DES « VIANDARDS » TOUS MACHOS ? DU MYTHE A LA REALITE…

Afin de savoir si le gout pour la viande va de pair avec une vision de la femme particulière, l’Ifop a mesuré le degré d’adhésion des Français à une dizaine stéréotypes sexistes testés depuis des années dans les enquêtes de société (INED, Eurobaromètre…) puis a observé s’il y avait des différences en fonction du type et de la fréquence de consommation de viande, le tout contrôlé par des tests de significativité statistique. Or, les résultats montrent que si la consommation de viande en général (tous types de viande) influe peu sur le degré de sexisme de la gent masculine, ce n’est pas le cas de la consommation de viande de bœuf, de gibier et d’une pratique comme la chasse qui dénote généralement un faible souci du bien-être animal…

LES GROS CONSOMMATEURS DE BŒUF ET DE GIBIER ADHÈRENT BEAUCOUP PLUS AUX STÉRÉOTYPES SEXISTES

De manière générale, les gros consommateurs de viande de bœuf – c’est-à-dire qui en mangent tous les jours – s’avèrent nettement plus imprégnés de stéréotypes sexistes que les hommes en ayant une consommation modérée.

Cela transparaît par exemple dans une conception beaucoup plus traditionnaliste de la famille avec un taux d’adhésion à l’idée que « Le travail d’un homme, c’est de gagner de l’argent, celui d’une femme de s’occuper de la maison et de la famille » quatre fois plus répandu chez les consommateurs quotidiens (41%) que chez ceux en mangeant moins d’une fois par semaine (12%). De même, la culture du viol, mesurée par l’indicateur « Lorsqu’on veut avoir une relation sexuelle avec elles, beaucoup de femmes disent « non » mais ça veut dire « oui » », s’avère trois fois plus forte dans les rangs des gros consommateurs (36%) que dans ceux qui en ont une consommation modérée (12%).

Dans le contexte d’ouverture du procès mené envers Sandrine Rousseau pour des propos liant arme de chasse et féminicides, il est aussi intéressant de noter que les chasseurs sont aussi très imprégnés par les stéréotypes de genre. Les chasseurs actuels se distinguent notamment par une tolérance plus forte au harcèlement sexiste et sexuel tel qu’on peut le mesurer via le taux d’adhésion à des affirmations comme « Lorsqu’on veut avoir une relation sexuelle avec elles, beaucoup de femmes disent « non » mais ça veut dire « oui » » (39%, contre 12% aux non-chasseurs) ou « Pour la séduire, un homme doit pouvoir être libre d’importuner une femme qui lui plaît » (47%, contre 15% aux non-chasseurs).

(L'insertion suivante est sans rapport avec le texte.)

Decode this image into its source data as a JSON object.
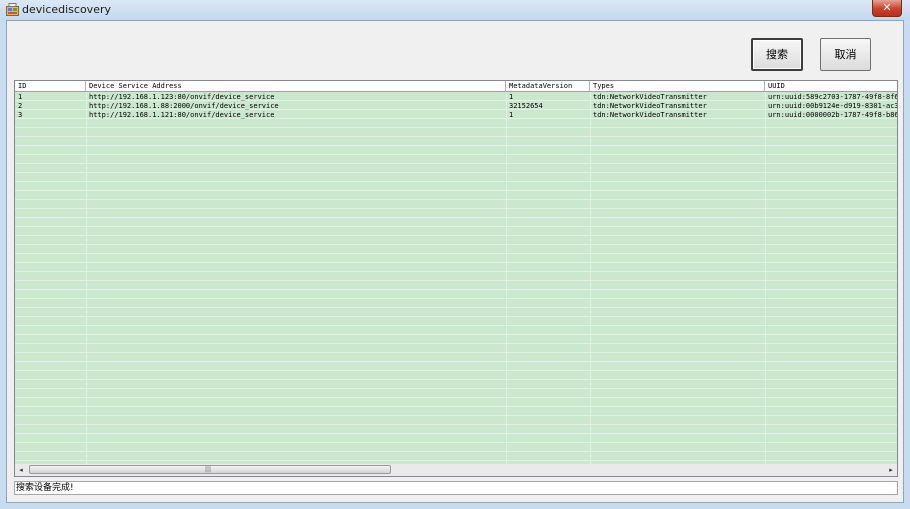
{
  "window": {
    "title": "devicediscovery",
    "close_glyph": "✕",
    "accent": "#c7412b"
  },
  "toolbar": {
    "search_label": "搜索",
    "cancel_label": "取消"
  },
  "table": {
    "columns": [
      "ID",
      "Device Service Address",
      "MetadataVersion",
      "Types",
      "UUID"
    ],
    "rows": [
      [
        "1",
        "http://192.168.1.123:80/onvif/device_service",
        "1",
        "tdn:NetworkVideoTransmitter",
        "urn:uuid:589c2703-1787-49f8-8f6"
      ],
      [
        "2",
        "http://192.168.1.88:2000/onvif/device_service",
        "32152654",
        "tdn:NetworkVideoTransmitter",
        "urn:uuid:00b9124e-d919-8301-ac3"
      ],
      [
        "3",
        "http://192.168.1.121:80/onvif/device_service",
        "1",
        "tdn:NetworkVideoTransmitter",
        "urn:uuid:0000002b-1787-49f8-b86"
      ]
    ],
    "row_color": "#c5e6c9"
  },
  "scrollbar": {
    "left_arrow": "◂",
    "right_arrow": "▸",
    "grip": "|||"
  },
  "status": {
    "text": "搜索设备完成!"
  },
  "icons": {
    "app": "app-icon",
    "close": "close-icon"
  }
}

[1] Florence Foresti, Florence Foresti fait des sketches, 2004-2006
[2] Pierre Bourdieu, La Distinction – Critique sociale du jugement (Éd. de Minuit, 1979)

Lire également : https://reporterre.net/Les-hommes-ces-viandards-qui-plombent-le-climat

Etude IFOP pour DARWIN NUTRITION réalisée par questionnaire auto-administré en ligne du 5 au 7 septembre 2022 auprès d’un échantillon de 2 033 hommes, représentatif de la population masculine française âgée de 18 ans et plus.